I don't find this to be very surprising, so I'm not sure what you mean. I don't know exactly what algorithm or measure of similarity (i.e., distance) you used, but you asked an algorithm to cluster data based on some measure of similarity (although as I just alluded to above, sometimes it is easier to think of "similarity" as "distance"). The largest group of most similar data points are in that hump in the middle of the distribution, and they are clustered in the dendrogram to reflect that. The tails of the distribution "stick out" by this distance measure, so they are clustered far from the points in the center of the distribution. The method seems to have done its job. Now, if it was a stupid job to do....well, see below.

...without any biological significance.

Yes, but as you noted, the significance of any finding (leaving aside the issue of statistical significance) is of course always open to interpretation.

The lesson from this exercise is that one needs to be careful about how one interprets a dendogram.

I agree, but of course that can't be taken as an indictment of the method. But I'm sure you weren't trying to imply that.

Once again, it is almost as if one needs to have some idea of whether or not clusters are expected before the analysis is performed.

We do have some expectation of clusters in phylogenetics, which uses related methods, if we accept descent with modification.

I agree with Chad here. Cluster analysis is typically used for species assemblages and can be very useful in that context. The statistical method used must be tailored to the data to adress a particular question.

I guess my point is that you can analyze data with a wide array of different tests and algorithms and find apparently highly significant results that are, as you wrote, meaningless. This isn't a failure of the method, but it can be a failure of the investigator. The tests are just tools for detecting interesting patterns in data.

AYDIN ÖRSTAN said...

Chad: I agree. There really is no point in applying cluster analysis to a set of normally distributed measurements. I was only trying to show that cluster analysis creates clusters even when there are none.

Andy:
Surely you don't mean this.

I surely don't mean that. What I meant was snails don't have to distribute themselves normally. A normal distribution is a mathematical construction. Snails and other biological entities approximate it.

...that can't be taken as an indictment of the method. But I'm sure you weren't trying to imply that.

Right. I am not trying to discredit cluster analysis. As a matter of fact, I am hoping to use it in a paper I am writing.

This isn't a failure of the method, but it can be a failure of the investigator. The tests are just tools for detecting interesting patterns in data.

I agree.

Frank Anderson said...

Right. I am not trying to discredit cluster analysis. As a matter of fact, I am hoping to use it in a paper I am writing.

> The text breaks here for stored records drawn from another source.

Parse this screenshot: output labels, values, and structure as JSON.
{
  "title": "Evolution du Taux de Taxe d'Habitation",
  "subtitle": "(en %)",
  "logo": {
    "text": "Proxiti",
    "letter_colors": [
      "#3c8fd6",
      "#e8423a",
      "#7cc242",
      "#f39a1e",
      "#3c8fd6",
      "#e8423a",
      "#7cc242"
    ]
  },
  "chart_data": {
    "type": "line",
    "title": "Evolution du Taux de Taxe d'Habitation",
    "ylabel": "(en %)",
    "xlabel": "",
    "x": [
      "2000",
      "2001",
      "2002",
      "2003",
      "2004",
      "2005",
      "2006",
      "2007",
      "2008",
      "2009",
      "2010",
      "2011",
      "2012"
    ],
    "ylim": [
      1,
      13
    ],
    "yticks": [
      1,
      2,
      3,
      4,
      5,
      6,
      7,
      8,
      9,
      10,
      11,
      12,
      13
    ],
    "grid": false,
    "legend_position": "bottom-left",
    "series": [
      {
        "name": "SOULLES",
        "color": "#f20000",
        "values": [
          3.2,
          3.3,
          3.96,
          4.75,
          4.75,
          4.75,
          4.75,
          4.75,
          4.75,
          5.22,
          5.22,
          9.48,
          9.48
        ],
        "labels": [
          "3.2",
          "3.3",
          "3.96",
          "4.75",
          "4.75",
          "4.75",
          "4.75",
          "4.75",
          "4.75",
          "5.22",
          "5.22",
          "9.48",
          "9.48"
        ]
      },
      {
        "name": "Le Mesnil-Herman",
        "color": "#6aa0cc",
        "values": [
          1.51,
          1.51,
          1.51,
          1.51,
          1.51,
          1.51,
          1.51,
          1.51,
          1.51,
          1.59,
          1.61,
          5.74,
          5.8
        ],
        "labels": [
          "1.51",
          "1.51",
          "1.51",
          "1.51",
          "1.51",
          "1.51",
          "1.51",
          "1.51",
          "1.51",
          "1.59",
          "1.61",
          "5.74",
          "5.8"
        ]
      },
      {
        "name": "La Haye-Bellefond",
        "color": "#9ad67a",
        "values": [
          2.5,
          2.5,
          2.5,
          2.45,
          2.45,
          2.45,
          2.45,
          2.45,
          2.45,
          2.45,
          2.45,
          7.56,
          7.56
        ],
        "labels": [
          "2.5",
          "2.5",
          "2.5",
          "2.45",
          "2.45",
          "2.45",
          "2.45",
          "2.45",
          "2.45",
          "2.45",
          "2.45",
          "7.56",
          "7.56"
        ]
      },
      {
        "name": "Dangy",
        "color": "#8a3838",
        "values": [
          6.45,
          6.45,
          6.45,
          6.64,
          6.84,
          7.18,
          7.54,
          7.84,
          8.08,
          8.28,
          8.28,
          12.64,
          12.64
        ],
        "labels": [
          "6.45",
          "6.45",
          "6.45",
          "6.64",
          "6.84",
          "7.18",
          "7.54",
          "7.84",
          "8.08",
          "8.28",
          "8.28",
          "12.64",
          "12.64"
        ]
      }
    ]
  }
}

I think I was reacting more to a comment about your post that ended up on CONCH-L than to what you actually wrote in the post. People should be careful when interpreting dendograms (or phylogenies, or any other form of data interpretation), but my hackles go up when a method is derided because it's "slick". I heard a bit too much of that as a young phylogeneticist. It's all tools -- if someone wants to try to remove a bolt with a drill, go ahead...but don't blame the drill afterwards!